The German automaker doesn’t break out its performance by regions, but Keogh told journalists gathered here for the Munich auto show that the brand had a $700 million turnaround in 2020 from the previous year because of sales of the Atlas, Atlas Cross Sport and Tiguan crossovers.

“A few years ago, 16 percent of our mix came from SUVs, and now if you look at, year to date, 71 percent of our mix is coming from SUVs,” Keogh said. “That’s transformative because if you look at the profits that we make on the SUVs versus sedans, it’s night and day.”

Keogh also said VW dealers in the U.S. — who historically have had some of the thinnest profit margins in the industry — experienced an average 5 percent return on sales in 2020, which he said was revolutionary “because 60 percent of them were losing money two years ago.”

In other comments here, Volkswagen Group CEO Herbert Diess and Keogh said the automaker would crack an industry barrier in the coming years by offering used-vehicle leases on its ID family of electric vehicles, including those sold in North America. The secondary leases are a strategic move to keep control over the vehicles’ valuable batteries in order to harvest them for other uses after the vehicles’ useful life.

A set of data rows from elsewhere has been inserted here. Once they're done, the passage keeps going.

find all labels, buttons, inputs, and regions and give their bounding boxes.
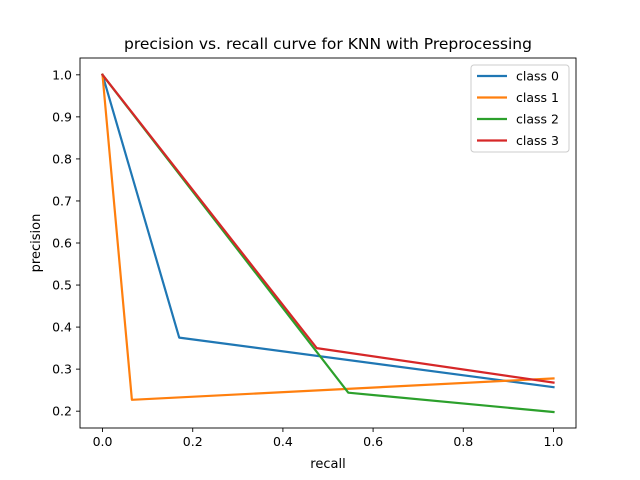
y-tick-label: 1.0 — [52, 67, 72, 82]
legend-label-class-0: class 0 — [516, 69, 559, 84]
y-tick-label: 0.4 — [52, 320, 72, 335]
x-axis-label: recall — [310, 457, 345, 472]
y-axis: 0.2 0.3 0.4 0.5 0.6 0.7 0.8 0.9 1.0 — [52, 67, 80, 419]
series-line-class-1 — [101, 73, 555, 401]
x-tick-label: 0.8 — [453, 434, 473, 449]
y-tick-label: 0.3 — [52, 362, 72, 377]
legend-label-class-2: class 2 — [516, 112, 559, 127]
legend-label-class-1: class 1 — [516, 90, 559, 105]
series-layer — [100, 73, 555, 414]
chart-title: precision vs. recall curve for KNN with … — [124, 35, 532, 53]
y-tick-label: 0.6 — [52, 236, 72, 251]
series-line-class-0 — [101, 73, 555, 389]
y-tick-label: 0.8 — [52, 151, 72, 166]
y-tick-label: 0.5 — [52, 278, 72, 293]
legend-box — [470, 64, 570, 153]
y-tick-label: 0.7 — [52, 193, 72, 208]
legend-label-class-3: class 3 — [516, 133, 559, 148]
plot-area — [79, 57, 577, 429]
y-tick-label: 0.2 — [52, 404, 72, 419]
legend: class 0 class 1 class 2 class 3 — [470, 64, 570, 153]
x-tick-label: 0.2 — [183, 434, 203, 449]
series-line-class-3 — [100, 73, 555, 384]
x-tick-label: 1.0 — [544, 434, 564, 449]
x-axis: 0.0 0.2 0.4 0.6 0.8 1.0 — [93, 428, 564, 449]
x-tick-label: 0.0 — [93, 434, 113, 449]
x-tick-label: 0.4 — [273, 434, 293, 449]
y-tick-label: 0.9 — [52, 109, 72, 124]
x-tick-label: 0.6 — [363, 434, 383, 449]
y-axis-label: precision — [29, 214, 44, 273]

“In Europe, we are trying to get a second lease, and even a third lease, and keep the car in our hands,” Diess told a group of American automotive journalists, adding later that the same plan would be rolled out in North America. “Battery life, we think today is about 1,000 charging cycles and [about 215,000 miles], something like that. So the battery would probably live longer than the car, and we want to get hold of the battery. We don’t want to give the battery away.”

Diess said the battery’s value survives even as the value of the vehicle depreciates, and he said that value could help keep residual values high, making secondary leases more affordable.

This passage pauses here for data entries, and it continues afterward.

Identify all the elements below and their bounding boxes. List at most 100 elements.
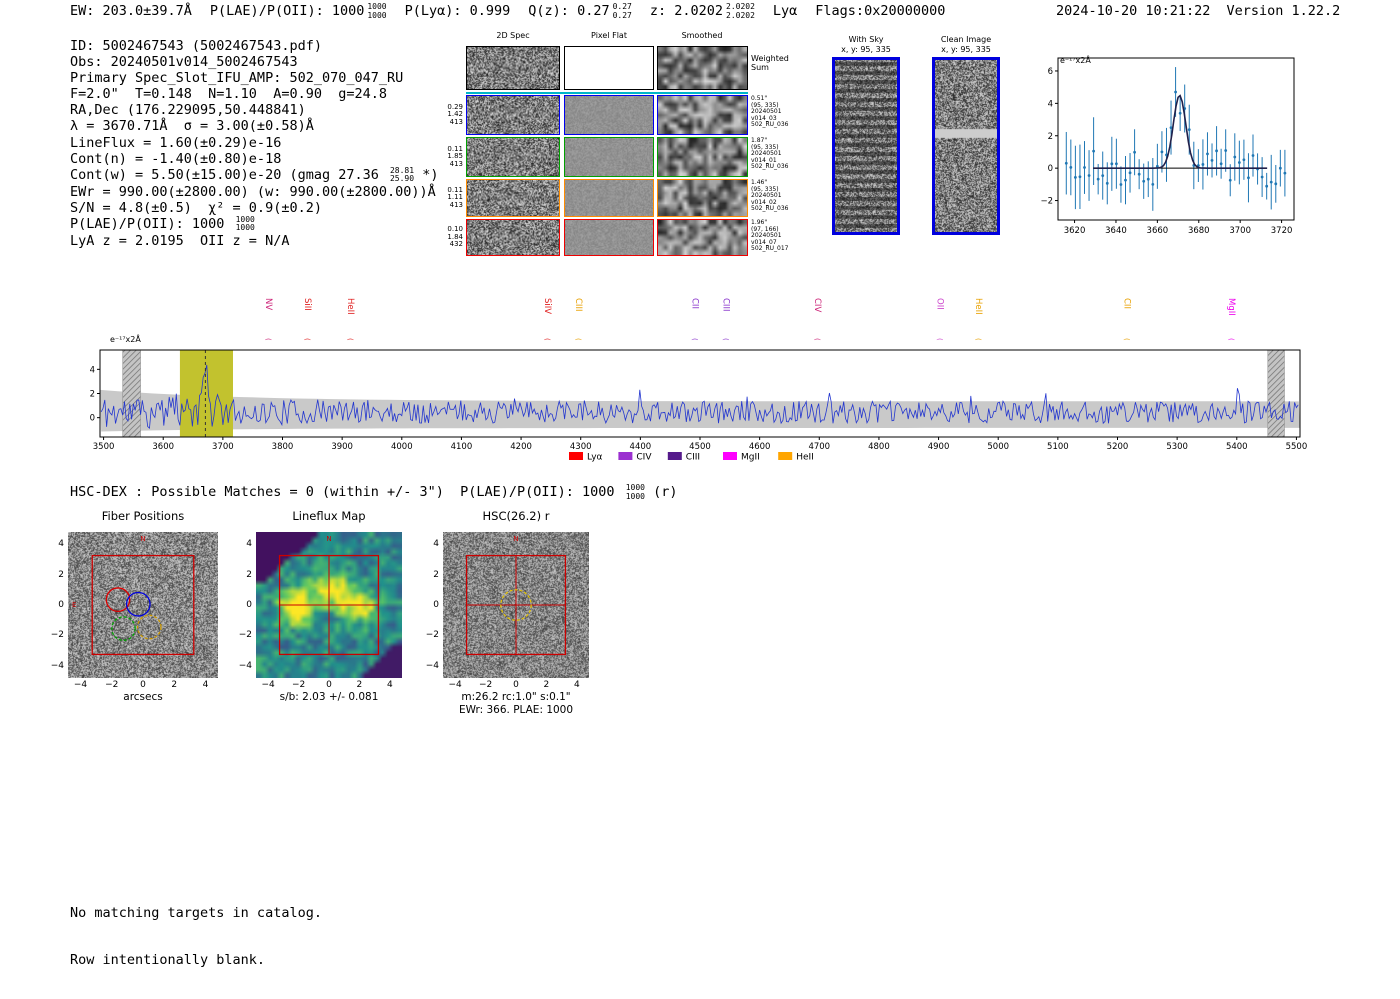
line-marker-label: OII [934, 298, 944, 310]
legend-label: Lyα [587, 453, 603, 463]
spectrum-legend: Lyα CIV CIII MgII HeII [569, 452, 814, 463]
smoothed-image [658, 47, 747, 89]
masked-band [122, 349, 141, 438]
svg-text:4300: 4300 [570, 442, 592, 452]
compass-north: N [326, 535, 331, 543]
fiber-circle [125, 591, 151, 617]
cutout-pixelflat-blank [564, 46, 654, 90]
info-line: λ = 3670.71Å σ = 3.00(±0.58)Å [70, 118, 314, 135]
cutout-cell [657, 95, 748, 135]
cutout-left-value: 1.42 [447, 110, 463, 119]
column-header-2dspec: 2D Spec [496, 31, 530, 40]
stamp-x-tick-label: −4 [261, 680, 275, 690]
withsky-canvas [835, 60, 897, 232]
stamp-y-tick-label: 2 [58, 569, 64, 580]
cutout-right-value: 1.96" [751, 219, 768, 226]
header-line-type: Lyα [772, 3, 798, 19]
svg-text:5300: 5300 [1166, 442, 1188, 452]
svg-text:3660: 3660 [1147, 226, 1169, 235]
svg-text:2: 2 [1048, 132, 1053, 142]
axis-ticks: 3620 3640 3660 3680 3700 3720 −2 0 2 4 6 [1040, 67, 1292, 235]
fraction-top: 1000 [235, 214, 255, 224]
data-points [1064, 67, 1287, 211]
cutout-right-value: 502_RU_017 [751, 245, 789, 253]
cutout-left-value: 0.29 [447, 102, 463, 111]
svg-text:−2: −2 [1040, 197, 1053, 207]
header-qz: Q(z): 0.27 0.27 0.27 [528, 2, 632, 20]
stamp-x-tick-label: 2 [356, 680, 363, 690]
elixer-report-page: EW: 203.0±39.7Å P(LAE)/P(OII): 1000 1000 1… [51, 2, 1341, 967]
line-marker-paren: ( [264, 338, 272, 341]
footer-line-2: Row intentionally blank. [70, 951, 266, 968]
lineflux-map-caption: s/b: 2.03 +/- 0.081 [279, 691, 379, 703]
stamp-x-tick-label: 0 [513, 680, 519, 690]
spectrum-trace [100, 364, 1299, 430]
svg-text:3900: 3900 [331, 442, 353, 452]
hsc-r-caption-2: EWr: 366. PLAE: 1000 [458, 704, 574, 716]
pixelflat-image [565, 138, 653, 176]
cutout-right-value: 20240501 [751, 232, 782, 240]
summary-header: EW: 203.0±39.7Å P(LAE)/P(OII): 1000 1000 1… [70, 2, 963, 20]
info-line: S/N = 4.8(±0.5) χ² = 0.9(±0.2) [70, 199, 322, 216]
stamp-y-tick-label: 0 [246, 600, 252, 610]
stamp-y-tick-label: 4 [58, 539, 64, 550]
cutout-row-right-labels: 1.46" (95, 335) 20240501 v014_02 502_RU_036 [751, 179, 797, 213]
legend-swatch [618, 452, 633, 460]
legend-label: CIII [686, 453, 700, 463]
stamp-y-tick-label: 0 [58, 600, 64, 610]
spec2d-image [467, 96, 559, 134]
line-marker-label: CIII [573, 298, 583, 311]
svg-text:3620: 3620 [1064, 226, 1086, 235]
svg-text:3700: 3700 [212, 442, 234, 452]
withsky-subtitle: x, y: 95, 335 [841, 45, 891, 54]
info-line: Primary Spec_Slot_IFU_AMP: 502_070_047_R… [70, 70, 404, 87]
stamp-y-tick-label: 4 [246, 539, 252, 550]
aperture-circle [500, 589, 532, 621]
line-marker-paren: ( [303, 338, 311, 341]
info-line: LineFlux = 1.60(±0.29)e-16 [70, 134, 282, 151]
info-line: Cont(n) = -1.40(±0.80)e-18 [70, 150, 282, 167]
footer-line-1: No matching targets in catalog. [70, 905, 322, 921]
match-plae-lo: 1000 [625, 491, 645, 501]
svg-text:0: 0 [90, 414, 95, 424]
fraction-stack: 1000 1000 [235, 214, 255, 233]
svg-text:4900: 4900 [928, 442, 950, 452]
legend-swatch [667, 452, 682, 460]
cutout-right-value: v014_01 [751, 156, 777, 164]
info-line-text: P(LAE)/P(OII): 1000 [70, 215, 233, 232]
compass-north: N [513, 535, 518, 543]
legend-label: HeII [796, 453, 814, 463]
svg-text:0: 0 [1048, 164, 1053, 174]
svg-text:3500: 3500 [93, 442, 115, 452]
cutout-right-value: 1.87" [751, 137, 768, 144]
stamp-x-tick-label: 4 [573, 680, 580, 690]
spectrum-plot: 3500 3600 3700 3800 3900 4000 4100 4200 4300 4400… [90, 298, 1308, 463]
cutout-right-value: v014_07 [751, 238, 777, 246]
plot-frame [1057, 57, 1295, 221]
legend-label: CIV [636, 453, 652, 463]
cutout-right-value: (95, 335) [751, 101, 779, 109]
svg-text:4500: 4500 [689, 442, 711, 452]
header-qz-range: 0.27 0.27 [613, 2, 632, 20]
pixelflat-image [565, 96, 653, 134]
full-spectrum-chart: 3500 3600 3700 3800 3900 4000 4100 4200 4300 4400… [90, 298, 1308, 463]
cutout-row-left-labels: 0.11 1.11 413 [438, 179, 463, 217]
svg-text:4700: 4700 [808, 442, 830, 452]
stamp-y-tick-label: 2 [433, 569, 439, 580]
fiber-positions-image [68, 532, 218, 678]
plae-lo: 1000 [367, 10, 387, 20]
header-timestamp: 2024-10-20 10:21:22 [1056, 3, 1211, 19]
cutout-left-value: 1.85 [447, 152, 463, 161]
cutout-right-value: Sum [751, 63, 769, 72]
cutout-left-value: 413 [449, 159, 463, 168]
svg-text:2: 2 [90, 390, 95, 400]
cutout-right-value: (97, 166) [751, 225, 779, 233]
spec2d-image [467, 138, 559, 176]
info-line: RA,Dec (176.229095,50.448841) [70, 102, 306, 119]
svg-text:5000: 5000 [987, 442, 1009, 452]
cutout-left-value: 0.10 [447, 225, 463, 234]
withsky-image [832, 57, 900, 235]
stamp-x-tick-label: 4 [386, 680, 393, 690]
stamp-x-tick-label: 0 [326, 680, 332, 690]
detection-info-block: ID: 5002467543 (5002467543.pdf) Obs: 2024… [70, 38, 438, 249]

“There already is an indication that residuals for electric cars might be higher than for [internal combustion] cars because, even if the car is totally worthless, still there is a battery” that may have 70 or 80 percent of its original energy storage capacity, Diess said.

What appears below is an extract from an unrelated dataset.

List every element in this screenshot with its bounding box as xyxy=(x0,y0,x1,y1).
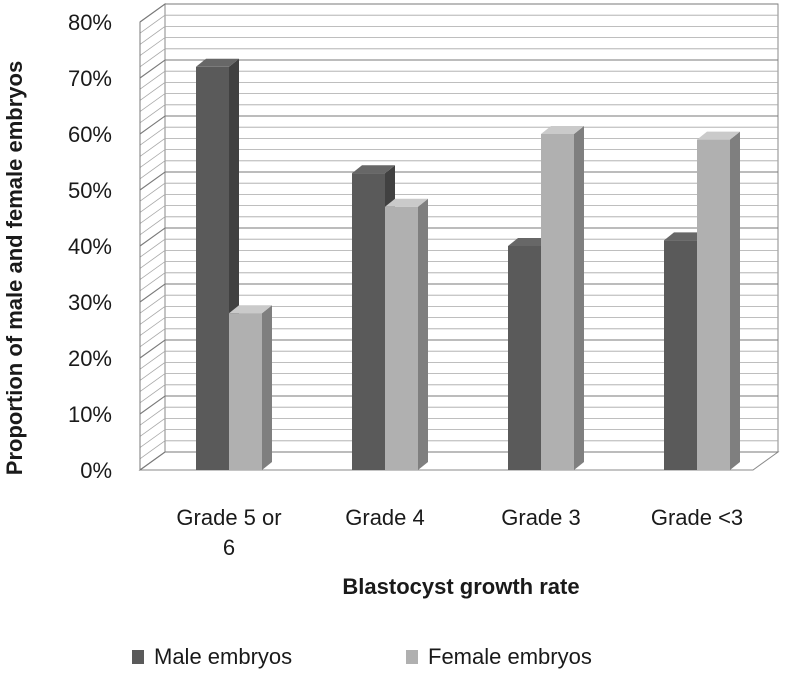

Since the model began arriving in the U.S. in March, about 80 percent of the 6,230 VW ID4s the brand has sold in the U.S. have been leased, Keogh said. “We will have the second lease product; we’ve preplanned it already.”

Keogh said that the preset residual values would keep EVs in customers’ hands for up to eight years, at which time they would be returned, their batteries stripped out and the vehicle recycled back into raw materials.

“The task for our organization is to really try to keep hold of the batteries, and probably get into a second or third lease cycle for the car and then reuse the batteries,” Diess explained. “In the regions, it has to be worked out, it has to be agreed with the dealers, but we would like to keep every one of the batteries forever.”

In other comments last week, VW brand CEO Ralf Brandstaetter said the U.S. is expected to eventually get a third EV model, a fastback-inspired sedan called the ID Aero. It will be built on the automaker’s modular electric platform. He also said dealers could expect an Atlas-size three-row EV crossover.